Ma se l’attenzione è motori a reazione o robotica avanzata, attualizzando le prestazioni della ricerca, non importa quanto impressionante, in importanti guadagni tecnologici può essere un passo difficile e complicato che richiede altri input (oltre a una ricerca di alta qualità). Tuttavia, ciò che il nuovo Critical Technology Tracker di ASPI ci offre – al di là dei set di dati che mostrano le prestazioni della ricerca – sono informazioni uniche sulla strategia, l’intento e le potenziali capacità future. Fornisce anche preziose informazioni sulla diffusione e sulle concentrazioni di competenze globali in una vasta gamma di aree critiche.

Ci sono molti modi in cui i paesi (governi, imprese e società civile) possono utilizzare i nuovi set di dati disponibili nel Critical Technology Tracker. Può essere utilizzato per supportare la pianificazione strategica, consentire investimenti più mirati o facilitare la creazione di nuovi partenariati globali (per citare solo alcune possibilità). Ad esempio, l’Australia ha una delle più grandi riserve di litio al mondo e ha tutti i minerali critici per la produzione di batterie al litio.16 Come leader affermato nella tecnologia fotovoltaica,17 l’Australia ha il potenziale per garantire la sua sicurezza energetica concentrandosi sulle batterie elettriche, l’estrazione e la lavorazione di minerali critici e le tecnologie fotovoltaiche, capitalizzando localmente le sue risorse di nerminerali onshore. In qualità di secondo più grande produttore mondiale di alluminio, l’Australia può ridurre le sue emissioni di gas serra utilizzando sia l’idrogeno che l’elettricità generata da fonti rinnovabili nella sua produzione di alluminio.18 I finanziamenti strategici in queste tecnologie critiche interconnesse potrebbero ridurre gli attuali rischi di monopoli tecnologici rivelati dal Critical Technology Tracker e sostenere le nuove industrie tecnologiche con la creazione di posti di lavoro.

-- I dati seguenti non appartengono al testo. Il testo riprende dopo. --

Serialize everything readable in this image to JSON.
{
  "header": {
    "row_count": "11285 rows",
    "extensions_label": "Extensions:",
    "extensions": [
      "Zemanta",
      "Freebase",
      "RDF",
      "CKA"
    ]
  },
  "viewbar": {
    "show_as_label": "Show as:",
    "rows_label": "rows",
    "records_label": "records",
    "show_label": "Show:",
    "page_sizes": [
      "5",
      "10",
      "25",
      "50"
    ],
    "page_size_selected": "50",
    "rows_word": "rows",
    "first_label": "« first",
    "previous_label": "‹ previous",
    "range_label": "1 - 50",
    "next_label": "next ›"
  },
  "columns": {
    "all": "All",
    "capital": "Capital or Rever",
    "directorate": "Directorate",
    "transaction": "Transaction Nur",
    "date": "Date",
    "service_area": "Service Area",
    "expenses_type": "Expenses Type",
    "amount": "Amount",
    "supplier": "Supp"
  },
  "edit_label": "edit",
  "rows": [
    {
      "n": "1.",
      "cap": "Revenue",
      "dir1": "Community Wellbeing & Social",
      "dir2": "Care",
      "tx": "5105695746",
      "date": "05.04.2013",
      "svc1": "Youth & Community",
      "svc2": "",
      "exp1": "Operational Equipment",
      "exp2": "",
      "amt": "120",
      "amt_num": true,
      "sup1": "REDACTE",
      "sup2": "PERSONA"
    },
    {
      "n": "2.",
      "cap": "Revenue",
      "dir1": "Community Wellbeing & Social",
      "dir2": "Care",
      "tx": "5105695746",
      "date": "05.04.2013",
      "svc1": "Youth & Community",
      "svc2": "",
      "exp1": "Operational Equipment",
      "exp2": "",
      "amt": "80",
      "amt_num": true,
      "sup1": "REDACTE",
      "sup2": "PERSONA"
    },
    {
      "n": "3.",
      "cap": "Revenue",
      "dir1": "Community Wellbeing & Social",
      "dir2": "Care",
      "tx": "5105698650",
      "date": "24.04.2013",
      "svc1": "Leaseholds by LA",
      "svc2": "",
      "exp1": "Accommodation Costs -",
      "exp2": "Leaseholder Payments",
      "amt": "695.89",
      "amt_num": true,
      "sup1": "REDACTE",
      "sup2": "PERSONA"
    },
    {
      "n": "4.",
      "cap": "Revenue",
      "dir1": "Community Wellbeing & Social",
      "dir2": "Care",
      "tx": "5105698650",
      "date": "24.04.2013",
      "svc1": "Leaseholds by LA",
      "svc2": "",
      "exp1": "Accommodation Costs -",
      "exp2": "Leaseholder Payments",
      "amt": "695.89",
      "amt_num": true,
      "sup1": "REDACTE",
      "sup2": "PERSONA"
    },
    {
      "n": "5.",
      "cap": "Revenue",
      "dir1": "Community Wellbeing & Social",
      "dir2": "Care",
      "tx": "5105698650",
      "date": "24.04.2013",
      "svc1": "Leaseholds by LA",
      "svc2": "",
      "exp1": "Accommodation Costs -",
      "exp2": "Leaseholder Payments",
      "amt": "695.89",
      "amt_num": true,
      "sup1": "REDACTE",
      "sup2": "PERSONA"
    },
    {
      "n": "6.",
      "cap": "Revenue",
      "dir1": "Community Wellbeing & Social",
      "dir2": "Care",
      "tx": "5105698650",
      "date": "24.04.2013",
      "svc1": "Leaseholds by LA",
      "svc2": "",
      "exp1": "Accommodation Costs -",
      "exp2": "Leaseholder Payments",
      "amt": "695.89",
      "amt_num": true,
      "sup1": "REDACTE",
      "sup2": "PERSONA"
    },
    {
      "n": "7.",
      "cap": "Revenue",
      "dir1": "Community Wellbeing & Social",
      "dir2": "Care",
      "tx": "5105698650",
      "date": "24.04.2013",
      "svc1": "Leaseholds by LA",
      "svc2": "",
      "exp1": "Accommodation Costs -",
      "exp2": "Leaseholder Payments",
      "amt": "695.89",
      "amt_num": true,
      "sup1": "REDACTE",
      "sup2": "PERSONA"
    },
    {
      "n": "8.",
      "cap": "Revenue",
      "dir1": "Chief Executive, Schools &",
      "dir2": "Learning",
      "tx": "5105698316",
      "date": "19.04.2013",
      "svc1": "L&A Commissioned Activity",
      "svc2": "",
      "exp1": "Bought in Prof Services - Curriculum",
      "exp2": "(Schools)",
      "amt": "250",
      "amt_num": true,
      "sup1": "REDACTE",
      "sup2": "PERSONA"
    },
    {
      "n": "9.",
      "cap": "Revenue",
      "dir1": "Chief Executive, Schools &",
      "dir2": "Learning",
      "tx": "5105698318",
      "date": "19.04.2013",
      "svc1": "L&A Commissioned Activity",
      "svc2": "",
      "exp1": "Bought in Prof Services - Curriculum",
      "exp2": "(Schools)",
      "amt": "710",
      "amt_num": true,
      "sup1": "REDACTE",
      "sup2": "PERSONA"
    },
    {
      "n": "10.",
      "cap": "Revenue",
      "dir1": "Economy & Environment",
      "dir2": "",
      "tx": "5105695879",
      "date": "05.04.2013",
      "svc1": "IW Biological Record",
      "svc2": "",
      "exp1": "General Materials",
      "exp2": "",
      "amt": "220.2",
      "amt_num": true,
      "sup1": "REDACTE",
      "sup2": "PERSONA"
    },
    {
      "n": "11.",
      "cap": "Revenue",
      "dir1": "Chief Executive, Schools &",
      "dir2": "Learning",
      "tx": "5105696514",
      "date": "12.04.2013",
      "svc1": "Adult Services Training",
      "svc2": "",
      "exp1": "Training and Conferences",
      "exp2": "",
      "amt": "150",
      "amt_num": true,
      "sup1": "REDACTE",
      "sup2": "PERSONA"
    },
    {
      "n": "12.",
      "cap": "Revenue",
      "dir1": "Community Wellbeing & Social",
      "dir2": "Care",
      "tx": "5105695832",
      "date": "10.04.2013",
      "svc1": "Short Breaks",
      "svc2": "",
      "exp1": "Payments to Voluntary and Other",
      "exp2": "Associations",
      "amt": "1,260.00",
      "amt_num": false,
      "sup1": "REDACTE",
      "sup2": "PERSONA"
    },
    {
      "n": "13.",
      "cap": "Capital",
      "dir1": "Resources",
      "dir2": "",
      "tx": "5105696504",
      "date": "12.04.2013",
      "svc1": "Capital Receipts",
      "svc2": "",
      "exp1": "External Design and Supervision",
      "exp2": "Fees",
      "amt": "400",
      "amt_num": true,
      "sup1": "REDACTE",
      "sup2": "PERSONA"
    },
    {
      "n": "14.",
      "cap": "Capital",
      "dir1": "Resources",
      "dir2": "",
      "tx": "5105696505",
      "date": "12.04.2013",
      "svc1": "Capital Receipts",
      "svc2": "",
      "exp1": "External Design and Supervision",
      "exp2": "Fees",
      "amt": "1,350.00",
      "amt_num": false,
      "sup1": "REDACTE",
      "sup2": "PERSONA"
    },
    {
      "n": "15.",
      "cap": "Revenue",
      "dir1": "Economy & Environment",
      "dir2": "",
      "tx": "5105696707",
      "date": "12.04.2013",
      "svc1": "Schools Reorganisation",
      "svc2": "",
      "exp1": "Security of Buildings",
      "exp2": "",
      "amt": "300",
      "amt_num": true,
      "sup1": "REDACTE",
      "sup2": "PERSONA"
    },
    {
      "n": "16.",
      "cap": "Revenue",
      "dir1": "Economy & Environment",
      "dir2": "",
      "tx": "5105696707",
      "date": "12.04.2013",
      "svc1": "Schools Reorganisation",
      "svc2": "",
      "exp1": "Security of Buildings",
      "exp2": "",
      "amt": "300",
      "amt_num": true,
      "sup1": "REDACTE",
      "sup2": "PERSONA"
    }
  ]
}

Questi risultati dovrebbero essere un campanello d’allarme per le nazioni democratiche. È diventato imperativo, ora più che mai, che i leader politici, i responsabili politici, le imprese e la società civile utilizzano i dati empirici open source per informare il processo decisionale in diverse aree tecnologiche in modo che, negli anni e nei decenni a venire, possano raccogliere i benefici di nuove politiche e investimenti che devono fare ora. Cambiamenti politici urgenti, maggiori investimenti e collaborazione globale sono necessari da molti paesi per colmare l’enorme e crescente divario. I costi del recupero saranno significativi, ma i costi dell’inazione potrebbero essere di gran lunga maggiori (tabella 1).

Tabella 1: Rischio di monopolio del paese e della tecnologia principale.

Scarica il

I lettori sono caldamente incoraggiati a scaricare il rapporto completo che include;

  • Qual è il problema?
  • Qual è la soluzione?
  • Cos’è il Critical Technology Tracker di ASPI?

Lascia un commento

Questo sito utilizza Akismet per ridurre lo spam. Scopri come vengono elaborati i dati derivati dai commenti.